The Essential Hidden Performance Metric: Kindness

Miles Wray

Maybe it’s because I’m entirely brand-new to the sport and never saw him, in real-time, dominate those mid-aughts. But it eludes me why anybody — save, I guess, especially patriotic Spaniards — would root for Fernando Alonso today.

In an era when many F1 drivers are up to the comedic task of appearing in increasingly lo-fi team-produced skits, Alonso more often than not looks like a prisoner to the F1 calendar, miserably staring into each new day with the same weighty, dead-eyed stare. Rooting for Alonso looks like it would be similar to rooting for a businessman testifying before Congress, or rooting for a pouting diner after they’ve sent their meal back to the kitchen. Even if there is that satisfaction of getting things exactly how they want, it’s going to be just a few minutes before things are not exactly what they want, and the temper roils again.

Fernando Alonso, difficult to root for? (Pic: The Drive)

The thing is, I’m actually convinced by the thoughtful evidence that crowns Alonso as the best individual driver currently on the grid. Only one problem: there is not any level of motorsport that you can graduate to where it is not, in its own peculiar way, a team sport. Alonso stands alone among the truly elite drivers in how long he has been effectively locked out from championship-contending teams. This may be a coincidence. To briefly put oneself in the shoes of a team boss, though: there does feel like significant upside to investing in a driver who, unlike Alonso, is reliably not spending their time hatching an intricate political scheme.

Speaking of: Valtteri Bottas. In Spain, Bottas was not given an engine by three-time Constructors’ Champion Mercedes that could get through the circuit without exploding. This, after Bottas was assigned the thankless, early-race yeoman’s work of holding up a competitor so that his teammate could make up time. Bottas’ performance was pushed aside so that it could be asked when Mercedes would impose team orders — as if the team had already waited too long to do so.

Formula One - F1 - Spanish Grand Prix
Is Bottas the team mate to have in the quest for a championship? (Pic: Reuters)

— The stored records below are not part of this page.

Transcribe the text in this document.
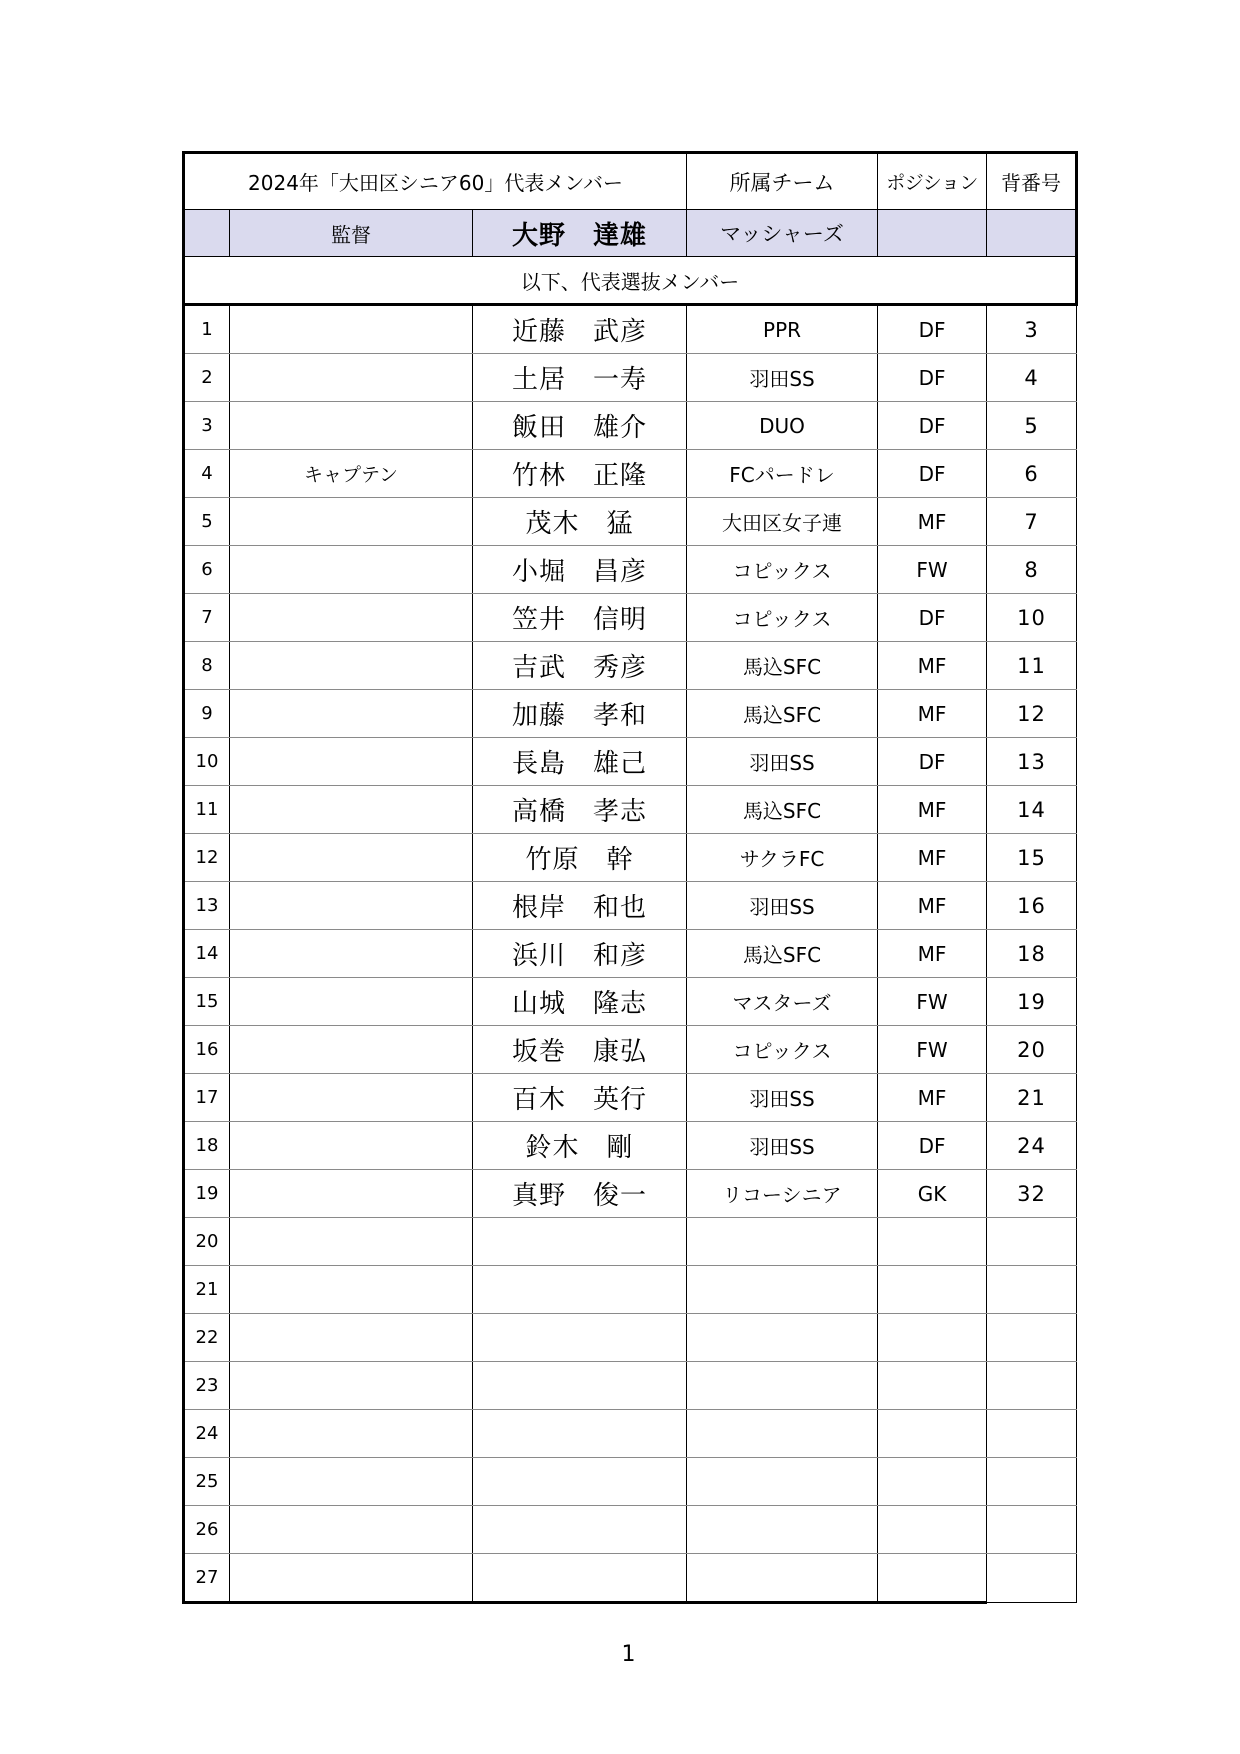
2024年「大田区シニア60」代表メンバー			所属チーム	ポジション	背番号
	監督	大野　達雄	マッシャーズ		
以下、代表選抜メンバー					
1		近藤　武彦	PPR	DF	3
2		土居　一寿	羽田SS	DF	4
3		飯田　雄介	DUO	DF	5
4	キャプテン	竹林　正隆	FCパードレ	DF	6
5		茂木　猛	大田区女子連	MF	7
6		小堀　昌彦	コピックス	FW	8
7		笠井　信明	コピックス	DF	10
8		吉武　秀彦	馬込SFC	MF	11
9		加藤　孝和	馬込SFC	MF	12
10		長島　雄己	羽田SS	DF	13
11		高橋　孝志	馬込SFC	MF	14
12		竹原　幹	サクラFC	MF	15
13		根岸　和也	羽田SS	MF	16
14		浜川　和彦	馬込SFC	MF	18
15		山城　隆志	マスターズ	FW	19
16		坂巻　康弘	コピックス	FW	20
17		百木　英行	羽田SS	MF	21
18		鈴木　剛	羽田SS	DF	24
19		真野　俊一	リコーシニア	GK	32
20					
21					
22					
23					
24					
25					
26					
27					
1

This is the latest beat in Bottas’ year of being treated, I think, rudely. Maybe it’s that a proper level of expectations about Bottas’ arrival at Mercedes was never really reached. What, was Bottas supposed to stride right in and immediately seize the number one internal position from an all-time legend? That wasn’t ever really going to happen. What has happened instead has been probably a best-case scenario: Mercedes is one of only two teams so far, alongside Haas, to have each driver finish ahead of the other in both qualifying and in races. This was far from destined to be the case.

Probably the reason that Bottas’ year has been looked at glass-half-empty is because of his quiet, steady optimism. There is no obvious fire on the surface with Bottas, which can translate to thinking that Bottas does not have the depth of soul, or something, that a champion must have. I think this is a mistake.  

Not every driver can scream into F1 as a Hamilton-ian prodigy, and there are only so many remaining points to go around for everybody else. It was probably exactly Bottas’ steadiness that made him such an attractive candidate for Mercedes and, in turn, opened up the world where he gains probably the maximum amount of points in his career. The goal is never, in the end, to sit on top of a head-to-head driver comparison — however thorough it is. The goal is to actually physically win races, win championships, and it is Bottas’ non-maneuvering that has put him in an optimum place to do so.  

Lewis Hamilton and Valtteri Bottas. (Pic: Sky Sports F1)

There are always gusts of blind luck that propel drivers to and away from points — but even-keel Bottas has helped make his own luck. There is a plausible alternate universe that sees years’ worth of transactions leading us to Bottas and Alonso sitting in exactly the opposite cars in 2017. Why has it worked out the way that it has, then? For a sport that agonizes over milliseconds, there’s a blindingly obvious reason why these two drivers are separated by a vast 63-0 canyon in the standings: one is easy to work with, and one is not. That ability to simply be a good co-worker is capable of bringing the kind of performance upgrade, to the individual driver, that a tweaked chassis or optimum tire strategy could never provide.